Mientras veía cómo el carro se incorporaba al paso elevado y los edificios pasaban velozmente ante sus ojos, a Johana se le llenaron los ojos de lágrimas.
Apretó el mango de la puerta, deseando no tener que pelear más con Ariel.
Sin embargo, al recordar que su abuelo la esperaba en la casa, y que le había prometido regresar para acompañarlo a jugar ajedrez, Johana retiró la mano del mango de la puerta sin hacer ruido.
No volvió a discutir con Ariel, ni subió la voz. Solo giró la cabeza, lo miró de reojo y le preguntó con un tono tranquilo y algo ausente:
—Ariel, ¿tú crees que estos tres años para mí han sido buenos?
Ariel escuchó la pregunta. Retiró su mano derecha del volante y, con suavidad, apretó la nuca de Johana. Su voz se tornó cálida.
—¿No he estado volviendo estos días? Ya no inventes cosas.
La felicidad y el dolor de cada persona nunca son iguales.
El contacto de Ariel le provocó una sensación desagradable a Johana, pero no mostró una reacción exagerada. Lo miró directamente y, con una indiferencia cortante, soltó:
—Quita la mano, está sucia.
Por un momento, Ariel se quedó congelado. Su expresión se endureció mientras la observaba fijamente.
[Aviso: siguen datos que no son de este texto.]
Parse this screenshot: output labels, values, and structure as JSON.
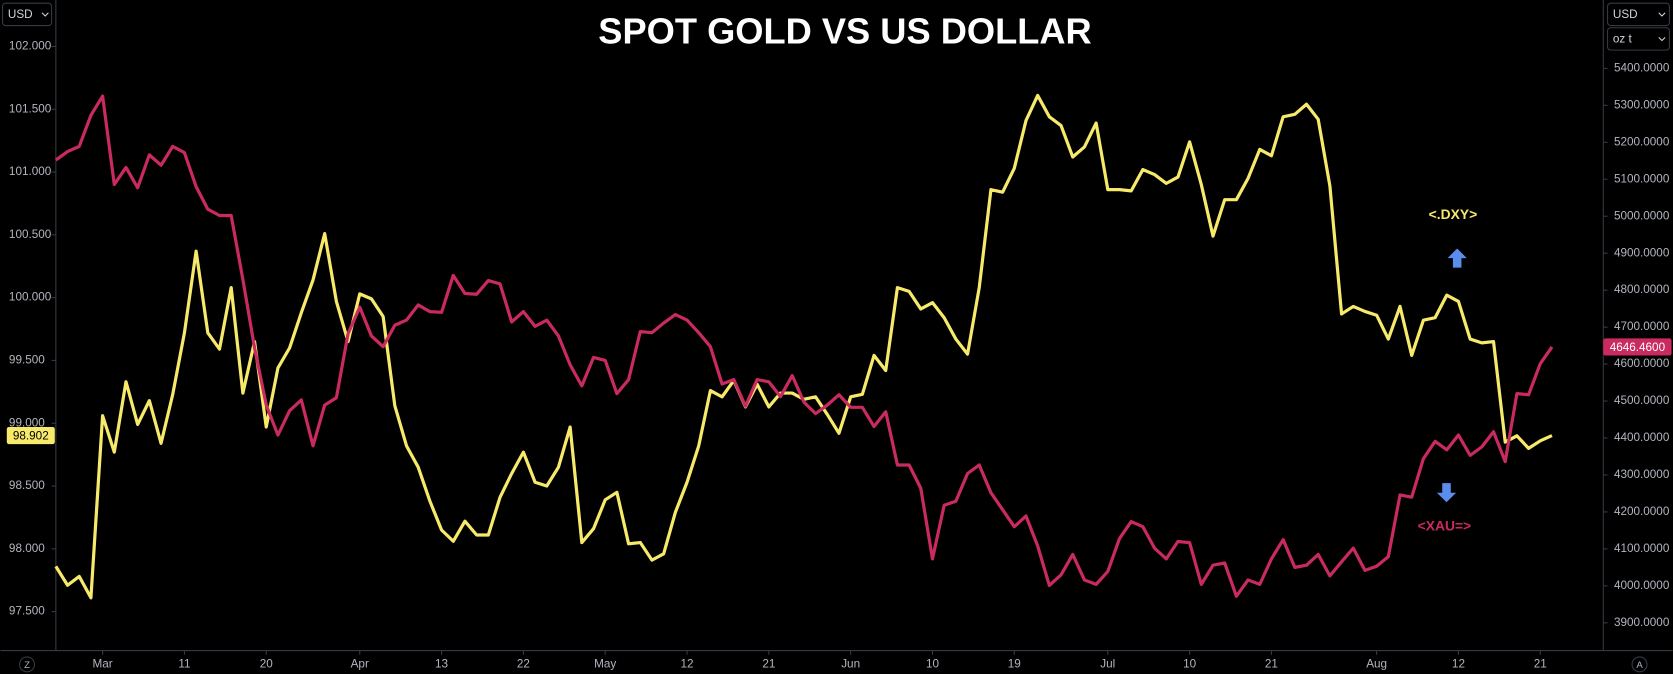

Fue hasta que los carros detrás de ellos tocaron el claxon para apurarlo, que Ariel volvió en sí, retiró la mano y regresó a sujetar el volante.
Después de eso, ninguno volvió a pronunciar palabra.
Johana ni siquiera lo miró de nuevo.
Aunque Ariel la había salvado en algún momento, estos tres años también le habían costado bastante. Sentía que ya había pagado todo lo que debía, tanto en acciones como en paciencia.
...
Después de poco más de diez minutos, el carro se detuvo frente a la empresa.
Johana abrió la puerta y bajó sin esperar a Ariel. Caminó hacia la entrada con paso firme, sus tacones resonando en el piso, sin mirar atrás.
Antes, pasara lo que pasara, Johana jamás permitía que sus sentimientos se reflejaran en su cara.
Pero ese día, simplemente no pudo fingir más. El disimulo le resultaba imposible.
Su expresión lucía incómoda, casi avergonzada.
—Buenos días, Srta. Johana.
—Buenos días, Srta. Johana, buenos días, sr. Ariel.
Al ver a la pareja entrar uno tras otro, notando la cara larga de Johana y el semblante aún más sombrío de Ariel, los empleados saludaron con miedo, pensando que habían discutido por lo de ayer.
En realidad, Johana no estaba molesta por lo que había pasado el día anterior. Lo que la tenía indignada era que Ariel no cumplía su palabra: le había prometido el divorcio, y ahora se echaba para atrás.